Bankruptcy Judge Kevin Gross remarked in his recent ruling that ongoing SCO Group litigation attempts were like a bad version of Samuel Beckett's play, Waiting for Godot. The almost decade-long legal saga gained publicity in the FOSS community for targeting Linux as illegally containing licensed AT&T UNIX System V source code.
According to Ars Technica, as part of its Chapter 11 restructuring, SCO has indicated in a required SEC filing that CEO Darl McBride is Estragon, gone, gone, gone! McBride was behind the attempts to sue multiple corporate Linux users and demand hefty licensing fees. However, during the protracted litigation the strategy backfired when an internal SCO memo surfaced that revealed audits of Linux, by SCO itself, found no evidence of any UNIX license infringements. The courts also determined that SCO never actually owned the relevant UNIX copyrights in the first place.
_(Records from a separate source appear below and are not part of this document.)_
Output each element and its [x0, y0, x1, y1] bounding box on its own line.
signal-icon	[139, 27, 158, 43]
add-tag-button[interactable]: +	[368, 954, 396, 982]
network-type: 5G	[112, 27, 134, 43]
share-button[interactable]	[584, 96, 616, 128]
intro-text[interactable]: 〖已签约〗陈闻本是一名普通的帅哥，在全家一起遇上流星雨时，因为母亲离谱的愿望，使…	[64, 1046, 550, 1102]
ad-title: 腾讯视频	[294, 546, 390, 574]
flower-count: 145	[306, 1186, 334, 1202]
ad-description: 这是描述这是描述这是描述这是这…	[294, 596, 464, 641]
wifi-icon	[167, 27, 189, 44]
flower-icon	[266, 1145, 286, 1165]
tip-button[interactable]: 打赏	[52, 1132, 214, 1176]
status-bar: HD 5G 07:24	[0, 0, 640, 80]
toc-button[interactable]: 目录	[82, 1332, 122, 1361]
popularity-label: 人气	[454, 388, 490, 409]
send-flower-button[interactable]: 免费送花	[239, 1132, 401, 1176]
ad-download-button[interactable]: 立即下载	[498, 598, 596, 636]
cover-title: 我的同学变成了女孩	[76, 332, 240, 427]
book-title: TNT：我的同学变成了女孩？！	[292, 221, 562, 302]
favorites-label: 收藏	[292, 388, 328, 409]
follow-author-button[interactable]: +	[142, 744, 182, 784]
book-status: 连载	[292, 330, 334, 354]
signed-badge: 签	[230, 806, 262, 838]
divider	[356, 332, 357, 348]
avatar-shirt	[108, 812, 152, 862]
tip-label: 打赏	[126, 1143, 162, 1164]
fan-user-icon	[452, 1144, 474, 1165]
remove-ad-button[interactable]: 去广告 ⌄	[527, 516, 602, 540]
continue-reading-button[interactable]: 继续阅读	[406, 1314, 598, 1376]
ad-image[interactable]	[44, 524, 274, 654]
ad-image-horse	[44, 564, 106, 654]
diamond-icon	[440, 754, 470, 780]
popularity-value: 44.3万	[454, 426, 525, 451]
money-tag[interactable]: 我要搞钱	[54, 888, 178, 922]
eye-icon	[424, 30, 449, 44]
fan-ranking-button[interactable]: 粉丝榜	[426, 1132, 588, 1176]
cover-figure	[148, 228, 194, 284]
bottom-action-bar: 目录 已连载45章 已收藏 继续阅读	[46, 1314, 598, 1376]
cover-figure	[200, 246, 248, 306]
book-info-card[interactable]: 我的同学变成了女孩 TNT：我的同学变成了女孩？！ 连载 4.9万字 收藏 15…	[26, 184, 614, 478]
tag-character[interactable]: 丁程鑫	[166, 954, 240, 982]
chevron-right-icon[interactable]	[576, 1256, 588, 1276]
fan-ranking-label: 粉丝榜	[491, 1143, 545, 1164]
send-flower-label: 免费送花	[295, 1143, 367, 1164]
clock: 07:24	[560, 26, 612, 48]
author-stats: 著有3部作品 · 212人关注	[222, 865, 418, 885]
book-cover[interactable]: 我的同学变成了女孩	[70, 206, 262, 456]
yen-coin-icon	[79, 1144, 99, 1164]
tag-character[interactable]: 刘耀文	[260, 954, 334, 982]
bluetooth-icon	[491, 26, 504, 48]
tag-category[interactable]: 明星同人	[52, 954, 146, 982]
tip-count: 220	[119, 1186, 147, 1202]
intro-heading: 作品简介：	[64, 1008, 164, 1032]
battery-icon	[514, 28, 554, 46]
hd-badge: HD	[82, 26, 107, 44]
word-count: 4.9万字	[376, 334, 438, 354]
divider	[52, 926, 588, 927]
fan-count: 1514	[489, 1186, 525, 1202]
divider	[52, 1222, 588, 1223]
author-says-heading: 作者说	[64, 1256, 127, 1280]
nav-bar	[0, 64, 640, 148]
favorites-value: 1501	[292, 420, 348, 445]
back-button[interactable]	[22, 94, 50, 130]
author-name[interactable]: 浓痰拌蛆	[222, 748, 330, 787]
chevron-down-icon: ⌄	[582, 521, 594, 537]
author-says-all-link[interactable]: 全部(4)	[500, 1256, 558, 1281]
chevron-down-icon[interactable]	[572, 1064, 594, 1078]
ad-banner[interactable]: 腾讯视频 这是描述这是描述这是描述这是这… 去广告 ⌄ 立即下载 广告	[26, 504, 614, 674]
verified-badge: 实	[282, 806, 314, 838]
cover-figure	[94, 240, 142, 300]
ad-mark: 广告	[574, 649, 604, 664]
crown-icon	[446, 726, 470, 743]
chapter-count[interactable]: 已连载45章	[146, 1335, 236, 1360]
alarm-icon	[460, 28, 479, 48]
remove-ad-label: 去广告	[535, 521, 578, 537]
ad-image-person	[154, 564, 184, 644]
During 2003-2004, all these legal machinations led me to investigate SCO's claims more deeply, while writing Chap. 4 "Linux Load Average" for my Perl::PDQ book. I didn't want to get indirectly caught up in the litigation for making statements that weren't true. A central question hinged off a public email put out by Linus Torvalds, where he stated categorically that he wrote every bit (literally) of the original Linux kernel. Even if that were true, how could he be absolutely certain that someone else, as part of an open source contribution, did not introduce System V code into later Linux versions? In particular, the load average code in the kernel is the sort of thing that one would not necessarily want to reinvent. Consistent with OO reuse philosophy, why not just insert existing code? SCO actually claimed that IBM was guilty of doing just that. Regardless of what IBM did or did not do with Linux code, from a purely engineering standpoint, reuse makes a lot of sense.
In the upcoming GCaP class (Nov 16-20), there is a module entitled "Linux, Lexus, Linus and Load", where I show how I resolved this question in favor of Torvalds by comparing the code for the load average in Linux 2.6 online (thanks LXR in Norway!), FreeBSD and Solaris. Along the way, I also discovered that not only is load-average instrumentation multifarious in its manifestations, but the concept has its origin in the CTSS project at MIT, which predates UNIX by about a decade!